This story first appeared on the ProPublica website.
Nursing homes are unnecessarily administering powerful antipsychotic drugs to many elderly residents, including residents with dementia, according to a new report by the Health and Human Services inspector general.
The Food and Drug Administration in 2005 mandated that drug makers issue warning labels on atypical antipsychotics, noting that the drugs—which are generally FDA-approved for treating schizophrenia and bipolar disorder—increase the risk of death for elderly patients with dementia. Yet when the government examined 1.4 million Medicare claims from 2007 for atypical antipsychotics for elderly nursing home residents, the government found that 88 percent of the time, the drugs were prescribed to individuals diagnosed with dementia.
Doctors and nursing homes aren't the only ones to blame, according to HHS Inspector General Daniel Levinson. The report itself does not specifically examine ties between doctors, pharmacies, and nursing homes, but in a statement accompanying the report, Levinson faulted drug companies for aggressively—and illegally—marketing these products to doctors for treatment of dementia and other off-label uses. (It's not illegal for doctors to prescribe drugs for off-label uses, but it is for drug companies to promote them as such.)

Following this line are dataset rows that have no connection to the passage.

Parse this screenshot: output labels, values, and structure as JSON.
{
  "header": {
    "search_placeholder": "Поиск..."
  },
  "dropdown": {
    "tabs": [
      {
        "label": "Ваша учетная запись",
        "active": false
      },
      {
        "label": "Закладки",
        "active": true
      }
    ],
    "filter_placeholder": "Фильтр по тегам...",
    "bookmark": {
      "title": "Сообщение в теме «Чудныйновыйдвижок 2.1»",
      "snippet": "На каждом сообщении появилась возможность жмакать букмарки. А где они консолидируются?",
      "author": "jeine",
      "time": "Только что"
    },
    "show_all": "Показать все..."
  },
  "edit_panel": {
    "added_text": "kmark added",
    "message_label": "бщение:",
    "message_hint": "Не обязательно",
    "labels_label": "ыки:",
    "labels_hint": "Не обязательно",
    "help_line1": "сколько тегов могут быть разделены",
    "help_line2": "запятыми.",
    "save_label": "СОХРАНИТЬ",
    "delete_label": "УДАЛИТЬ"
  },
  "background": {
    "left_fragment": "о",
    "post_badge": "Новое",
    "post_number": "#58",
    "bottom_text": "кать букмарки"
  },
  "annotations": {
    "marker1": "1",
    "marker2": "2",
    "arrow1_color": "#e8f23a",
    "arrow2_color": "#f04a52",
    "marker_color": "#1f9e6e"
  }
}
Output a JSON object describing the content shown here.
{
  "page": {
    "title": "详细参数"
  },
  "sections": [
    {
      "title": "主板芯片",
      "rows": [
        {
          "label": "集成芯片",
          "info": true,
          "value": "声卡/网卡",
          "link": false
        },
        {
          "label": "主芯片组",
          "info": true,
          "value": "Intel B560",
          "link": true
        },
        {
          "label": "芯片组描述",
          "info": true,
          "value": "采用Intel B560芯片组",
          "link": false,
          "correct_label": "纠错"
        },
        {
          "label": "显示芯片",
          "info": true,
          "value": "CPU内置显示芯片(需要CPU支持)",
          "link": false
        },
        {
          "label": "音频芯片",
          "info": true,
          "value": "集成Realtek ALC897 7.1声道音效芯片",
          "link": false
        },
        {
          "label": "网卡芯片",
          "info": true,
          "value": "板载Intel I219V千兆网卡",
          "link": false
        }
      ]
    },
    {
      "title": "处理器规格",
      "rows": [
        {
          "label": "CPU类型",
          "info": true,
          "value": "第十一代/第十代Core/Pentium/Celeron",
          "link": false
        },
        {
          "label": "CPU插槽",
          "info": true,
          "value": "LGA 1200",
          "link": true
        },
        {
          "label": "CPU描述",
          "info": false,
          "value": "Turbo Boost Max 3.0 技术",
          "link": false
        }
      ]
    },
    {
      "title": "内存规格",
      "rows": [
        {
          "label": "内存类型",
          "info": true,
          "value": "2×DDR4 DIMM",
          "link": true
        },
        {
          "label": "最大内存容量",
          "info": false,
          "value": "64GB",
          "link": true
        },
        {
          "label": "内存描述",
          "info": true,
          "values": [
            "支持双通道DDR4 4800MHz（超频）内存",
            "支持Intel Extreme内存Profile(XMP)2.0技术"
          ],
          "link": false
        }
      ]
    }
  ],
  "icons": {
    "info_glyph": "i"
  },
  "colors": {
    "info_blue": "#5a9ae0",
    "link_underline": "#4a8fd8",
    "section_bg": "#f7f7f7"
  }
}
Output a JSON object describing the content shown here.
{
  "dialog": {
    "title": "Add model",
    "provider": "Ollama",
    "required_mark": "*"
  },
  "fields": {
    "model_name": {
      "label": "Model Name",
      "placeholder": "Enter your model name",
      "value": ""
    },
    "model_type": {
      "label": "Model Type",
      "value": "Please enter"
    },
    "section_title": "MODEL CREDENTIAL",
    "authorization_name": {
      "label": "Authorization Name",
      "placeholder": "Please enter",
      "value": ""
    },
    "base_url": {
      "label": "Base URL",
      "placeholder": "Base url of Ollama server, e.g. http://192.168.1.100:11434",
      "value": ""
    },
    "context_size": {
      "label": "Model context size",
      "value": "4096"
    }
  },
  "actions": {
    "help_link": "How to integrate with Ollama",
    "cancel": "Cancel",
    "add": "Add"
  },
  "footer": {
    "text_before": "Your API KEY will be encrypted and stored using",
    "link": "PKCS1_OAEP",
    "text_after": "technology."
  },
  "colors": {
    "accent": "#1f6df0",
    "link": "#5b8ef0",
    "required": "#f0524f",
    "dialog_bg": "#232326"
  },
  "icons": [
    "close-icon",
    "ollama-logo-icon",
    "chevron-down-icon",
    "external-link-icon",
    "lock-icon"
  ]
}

"Despite the fact that it is potentially lethal to prescribe antipsychotics to patients with dementia, there's ample evidence that some drug companies aggressively marketed their products towards such populations, putting profits before safety," Levinson said.
He noted that a number of drug companies have been accused of illegally promoting these drugs off-label to doctors and pharmacies, including those that serve nursing home residents. Some of the lawsuits have settled, but Levin said those settlements alone don't negate the effects of years of off-label promotion.
"Money can't make up for years of corporate campaigns that market drugs with questionable benefits and potentially deadly side effects for vulnerable, elderly patients," according to Levinson.
The report also faulted the Center for Medicare and Medicaid Services (CMS), the agency that oversees Medicare and Medicaid, for failing to hold nursing homes accountable for unnecessary use of antipsychotic drugs. Unnecessary uses can include inadequate rationale for using the drug as well as excessive doses, excessive duration, and inadequate monitoring of patients to whom the drug was given.
The report notes that the federal government paid more than $116 million for claims that violated Medicare reimbursement criteria. These claims were only for the first half of 2007.
The inspector general recommends that CMS assess its safeguards for preventing unnecessary antipsychotic drug use in nursing homes. The agency acknowledged that better controls were needed. In a letter to the inspector general, CMS Administrator Donald Berwick wrote that the agency is "very concerned about the nature of the contractual arrangements" involving nursing homes, the doctors and pharmacies that serve them, and pharmaceutical manufacturers.
We've reported on some of those ties in our series, Dollars for Docs. In particular, we highlighted the case of a psychiatrist who served Chicago-area nursing homes and made nearly a half million dollars promoting AstraZeneca's best-selling antipsychotic.